Ja chodzę od wczoraj najeżona, a cierpienie tych zwierząt śniło mi się w nocy. Nie lubię org prozwierzęcych od dawna, od dawna wspieram jedynie Psa na Zakręcie, Powszechną Sterylizację i jeszcze Fundację Adopcje Malamutów, bo inne nadużyły mojego zaufania. Do tej pory myślałam, że ta straż jest w porządku, obecnie skreśliłam ją z listy. A to oznacza, że wszystkie lubelskie straże i fundacje są na mojej czarnej liście... to jest przerażająco smutne.
Ewentualnie mogę jeszcze porozmawiać z Fundacją Zea, ale raz, że nie wiem czy mają taką władzę, by robić interwencje, a dwa darzę ją chłodną sympatią. Sympatią, bo cenię ją za to, co robi, ale nie znam tam nikogo, na kogo można by się powołać, nie wiem czy wysłuchają jakiejś Tyśki...
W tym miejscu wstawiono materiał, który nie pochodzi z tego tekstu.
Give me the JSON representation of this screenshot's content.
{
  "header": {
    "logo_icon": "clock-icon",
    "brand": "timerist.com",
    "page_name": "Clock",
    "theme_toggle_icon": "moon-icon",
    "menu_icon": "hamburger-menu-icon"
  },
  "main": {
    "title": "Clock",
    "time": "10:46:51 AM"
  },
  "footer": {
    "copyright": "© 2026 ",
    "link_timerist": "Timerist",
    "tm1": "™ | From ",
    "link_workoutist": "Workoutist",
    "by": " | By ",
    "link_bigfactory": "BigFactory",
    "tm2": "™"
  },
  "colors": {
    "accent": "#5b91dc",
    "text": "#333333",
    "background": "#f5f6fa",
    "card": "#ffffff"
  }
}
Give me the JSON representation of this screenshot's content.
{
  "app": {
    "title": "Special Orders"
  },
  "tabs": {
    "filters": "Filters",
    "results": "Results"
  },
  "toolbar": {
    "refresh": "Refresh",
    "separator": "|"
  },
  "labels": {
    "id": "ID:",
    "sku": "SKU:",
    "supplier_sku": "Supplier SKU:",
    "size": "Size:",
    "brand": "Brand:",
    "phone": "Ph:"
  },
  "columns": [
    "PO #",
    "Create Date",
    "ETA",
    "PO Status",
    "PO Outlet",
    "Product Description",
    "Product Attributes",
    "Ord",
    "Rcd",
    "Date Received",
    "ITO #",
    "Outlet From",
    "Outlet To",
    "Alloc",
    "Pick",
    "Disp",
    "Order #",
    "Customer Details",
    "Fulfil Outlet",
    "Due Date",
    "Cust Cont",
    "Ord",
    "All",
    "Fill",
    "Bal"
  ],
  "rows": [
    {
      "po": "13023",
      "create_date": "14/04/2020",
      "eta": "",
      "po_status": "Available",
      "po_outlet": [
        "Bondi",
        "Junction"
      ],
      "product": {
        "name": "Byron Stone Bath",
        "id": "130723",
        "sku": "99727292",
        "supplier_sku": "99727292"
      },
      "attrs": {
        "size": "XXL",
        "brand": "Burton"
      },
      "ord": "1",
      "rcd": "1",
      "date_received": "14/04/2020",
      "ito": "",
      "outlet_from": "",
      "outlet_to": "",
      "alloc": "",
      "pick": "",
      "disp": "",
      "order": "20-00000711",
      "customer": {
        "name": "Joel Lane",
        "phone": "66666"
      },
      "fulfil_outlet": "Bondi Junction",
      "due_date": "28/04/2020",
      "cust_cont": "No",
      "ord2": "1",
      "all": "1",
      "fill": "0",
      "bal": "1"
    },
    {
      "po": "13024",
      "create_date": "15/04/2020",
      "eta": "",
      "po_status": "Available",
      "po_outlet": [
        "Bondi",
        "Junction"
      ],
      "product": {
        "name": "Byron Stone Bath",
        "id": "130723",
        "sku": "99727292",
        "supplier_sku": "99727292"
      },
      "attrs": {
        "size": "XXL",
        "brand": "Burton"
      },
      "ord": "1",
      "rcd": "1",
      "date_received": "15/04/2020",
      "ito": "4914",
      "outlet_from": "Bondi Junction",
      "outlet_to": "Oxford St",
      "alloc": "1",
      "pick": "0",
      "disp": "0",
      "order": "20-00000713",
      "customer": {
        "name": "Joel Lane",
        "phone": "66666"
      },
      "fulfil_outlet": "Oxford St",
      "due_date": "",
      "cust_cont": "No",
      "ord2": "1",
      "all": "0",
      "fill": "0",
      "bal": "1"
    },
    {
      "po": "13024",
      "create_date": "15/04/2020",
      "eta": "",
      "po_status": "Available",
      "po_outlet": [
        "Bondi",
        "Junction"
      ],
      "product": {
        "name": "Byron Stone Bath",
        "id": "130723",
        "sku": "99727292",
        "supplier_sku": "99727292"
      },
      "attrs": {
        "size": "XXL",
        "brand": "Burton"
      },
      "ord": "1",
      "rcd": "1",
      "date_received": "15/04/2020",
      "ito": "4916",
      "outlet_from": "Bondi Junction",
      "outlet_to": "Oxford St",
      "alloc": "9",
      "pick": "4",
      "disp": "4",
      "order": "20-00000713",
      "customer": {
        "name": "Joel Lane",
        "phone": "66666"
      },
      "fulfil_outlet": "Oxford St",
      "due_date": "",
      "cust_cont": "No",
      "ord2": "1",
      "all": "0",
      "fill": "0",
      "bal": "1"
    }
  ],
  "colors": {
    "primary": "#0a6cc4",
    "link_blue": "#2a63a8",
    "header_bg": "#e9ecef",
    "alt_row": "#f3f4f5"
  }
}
Jasne, możemy pojechać tam jeszcze raz, próbując porozmawiać i zawożąc karmę, ale jak już ktoś wspomniał, nikt nie będzie karmił zwierząt, które mają właściciela. Raz, że na tę karmę czekają bezdomniaki, a nie czyjeś koty i bardziej na nią zasługują (wiemy, że takie jedzenie da szansę futrom na przeżycie i zmianę losu), a dwa, że ja wychodzę z założenia, że jak pomagać to mądrze. Karmienie i opieka wet należy w gestii właściciela, a kiedy my będziemy jeździć tam i odwalać robotę za tych ludzi to nie nauczymy ich niczego nowego oprócz tkwienia w swojej bezradności i dalszego traktowania w ten sposób zwierząt (swoją drogą, każdy z Was by chciał zostać nagrodzony w ten sposób, że ktoś za Was wydaje pieniądze na futrzaki, karmi, zawozi do weta, a Wy jedynie głaszczecie futra i pachniecie). Jestem za tym, by dawać wędkę, a nie rybę. Czasem brak pomocy jest większą pomocą. Jasne, będzie to kosztem zwierzaków. Zdaję sobie sprawę, że jak przestaniemy tam jeździć to najprawdopodobniej te koty znikną, bo po prostu zabierze ich choroba lub zostaną zagryzione przez psa sąsiadów, a pojawią się kolejne, a potem kolejne... bo łatwo teraz dostać zwierzaka za darmo, jest to "towar" łatwo dostępny.
Być może jest jeszcze cień szansy, żę gdy zawieziemy tam karmę to zgodzą się na ultimatum: pomagamy Wam ze zwierzakami, ale Wy musicie tego chcieć. To Wy dbacie o weterynarza, o właściwą opiekę tych zwierząt. Lub zrzekacie się zwierząt. Jak nie, to koniec ze świętym mikołajem i dbaniem o wasze zwierzęta. Ale na dobrą sprawę nasza pogadanka na koniec może niewiele zdziałać... na niektórych działa (bo heloł, nagle będzie trzeba samemu karmić zwierzaka, karma nie przychodzi z nieba), ale czasem nie zmienia to nic... ale może jednak coś... jeśli podejmiemy decyzję, że już nie jedziemy tam więcej to zawsze można spróbować porozmawiać... ale najlepiej by najpierw nam zaufali, bo obcego kto będzie słuchał...
------------
Cieszę się, że chociaż Blusik miałby DS. Trzymam za to kciuki, bo zasługuje na to kocinka

.
Już zaglądam na wątek futrzaków, które pojechały do andzi.